Ebrahim Raisi’s election as president of Iran came as no surprise. All those who might have been a threat to him were disqualified. He was the choice of the supreme leader, Ali Khamenei, and small wonder: Few people better embody the ideology of the Islamic Republic. He will not open Iran up to the outside world, and will certainly not look to accommodate the United States in any way.

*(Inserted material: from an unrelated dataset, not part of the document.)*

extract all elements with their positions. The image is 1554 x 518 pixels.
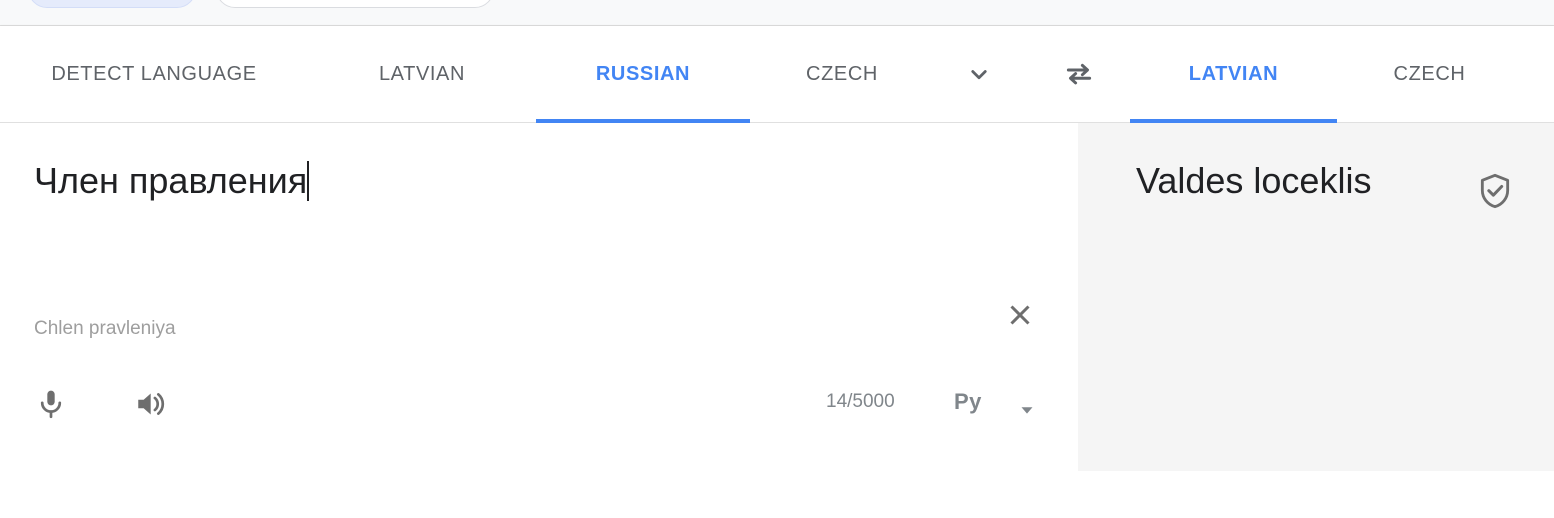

As for Iran’s behavior in the Middle East, he has made clear that it is “not negotiable.”
The Israel-Hamas conflict last month was a reminder that nearly everything in the Middle East is connected—and whether we’re talking about Hamas rockets, the ongoing calamity in Yemen, or the Iran nuclear deal, Tehran’s destabilizing role in the region is the common factor.
We understand why President Joe Biden seeks a return to the deal, the Joint Comprehensive Plan of Action, or JCPOA. The United States must roll back Iran’s nuclear program and then use the time left before the agreement’s sunset provisions lapse to either produce the longer and stronger deal the Biden administration seeks, or enhance our deterrence so Tehran understands that the U.S. will prevent Iran from becoming a nuclear-threshold state.